Contrary to the belief of a few people I’ve worked for, ‘work’ and ‘fun’ are not diametrically opposing concepts. Work can be fun. In fact, work should be fun – at least some of the time.
If you’re of the ‘it’s called work for a reason’ school of thought, you might not be convinced by this claim. However, there are a number of reasons why bringing humour into the workplace benefits everyone.
For a start, the health benefits of laughter are well–documented. Laughter can increase your heart rate, boost your immune system, and relieve stress. Essentially, the more your team laughs, the healthier and happier they’ll be.
On top of that, there’s evidence to suggest that workplace humour can be key to success. A survey by Robert Half International found that 91% of executives believe that a sense of humour is important for career advancement, while 84% feel that people with a good sense of humour do a better job.
If that doesn’t compel you, consider this: researchers from the Peru Catholic University and the University of New Hampshire have found that humour can help to boost effective communication, development of group goals, group productivity and management of emotions.
Of course, there’s a line to consider when bringing humour and fun into the workplace – that is, the sense of humour you might employ when with your friends and family may well not be appropriate for the workplace. According to Laura Vanderkam, author of What the Most Successful People Do at Work and What the Most Successful People Do Before Breakfast:
“Humour, by its nature, tends to have an edge to it, so people typically tone it down at work. It’s hard to do well, and easy to do badly.”

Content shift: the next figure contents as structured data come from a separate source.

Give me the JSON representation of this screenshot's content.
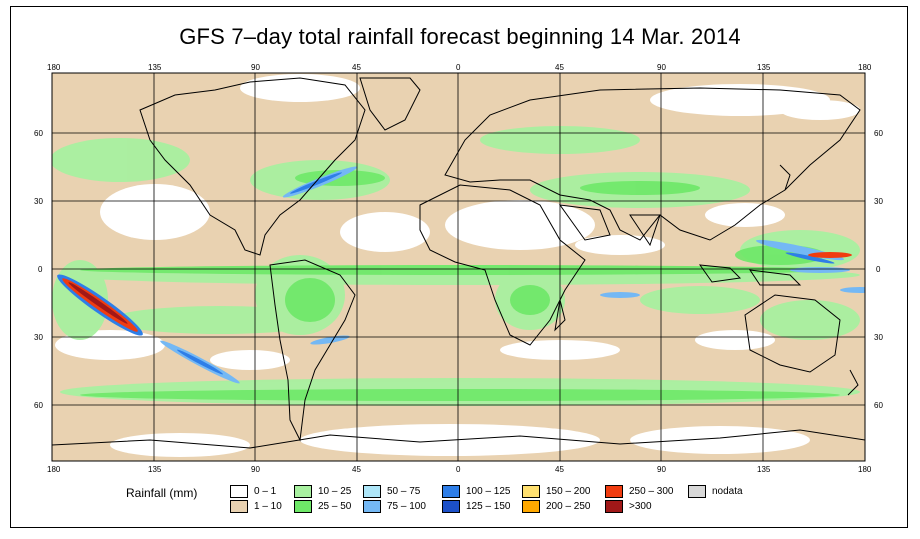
{
  "title": "GFS 7–day total rainfall forecast beginning 14 Mar. 2014",
  "longitude_labels": [
    "180",
    "135",
    "90",
    "45",
    "0",
    "45",
    "90",
    "135",
    "180"
  ],
  "latitude_labels": [
    "60",
    "30",
    "0",
    "30",
    "60"
  ],
  "legend": {
    "title": "Rainfall (mm)",
    "items": [
      {
        "label": "0 – 1",
        "color": "#ffffff"
      },
      {
        "label": "1 – 10",
        "color": "#e9d2b1"
      },
      {
        "label": "10 – 25",
        "color": "#a8f0a0"
      },
      {
        "label": "25 – 50",
        "color": "#6ee868"
      },
      {
        "label": "50 – 75",
        "color": "#aee6f8"
      },
      {
        "label": "75 – 100",
        "color": "#74b8f4"
      },
      {
        "label": "100 – 125",
        "color": "#2e7ee8"
      },
      {
        "label": "125 – 150",
        "color": "#1c50c8"
      },
      {
        "label": "150 – 200",
        "color": "#ffe070"
      },
      {
        "label": "200 – 250",
        "color": "#ffa800"
      },
      {
        "label": "250 – 300",
        "color": "#f03c10"
      },
      {
        "label": ">300",
        "color": "#a01818"
      },
      {
        "label": "nodata",
        "color": "#d8d8d8"
      }
    ]
  },
  "colors": {
    "ocean_dry": "#e9d2b1",
    "coast": "#000000",
    "grid": "#000000"
  }
}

Ultimately, while having fun and employing at humour at work can be beneficial, there are a few things you should keep in mind:
- Everything in moderation: Jokes are great, but you’re at work, not open mic night. If your jokes are flying thick and fast and causing your team to be distracted, you need to dial it back
- Steer clear of polarising topics: As my mother always told me, one should never discuss politics or religion in polite company
- Don’t single people out: It’s fine to gently rib someone in your team about how pedantic they are about their coffee, or their love of Post-Its, but gentle teasing can turn into bullying pretty quickly
- Be respectful: It seems absurd to need to point this out in 2016, but don’t joke about race, gender, sexuality, disability, or physical appearance
- Be smart: In a lot of workplaces, making fun of management is a quick and easy way to get a laugh from colleagues, but resist the temptation – it’s a fast track to a meeting with HR
Very bad advice from The Office’s Michael Scott. Source: NBC / Via imgarcade.com
There are few things more miserable than a humourless working environment. By encouraging fun and humour in your team, you’re boosting morale, improving communication and strengthening the bonds between team members.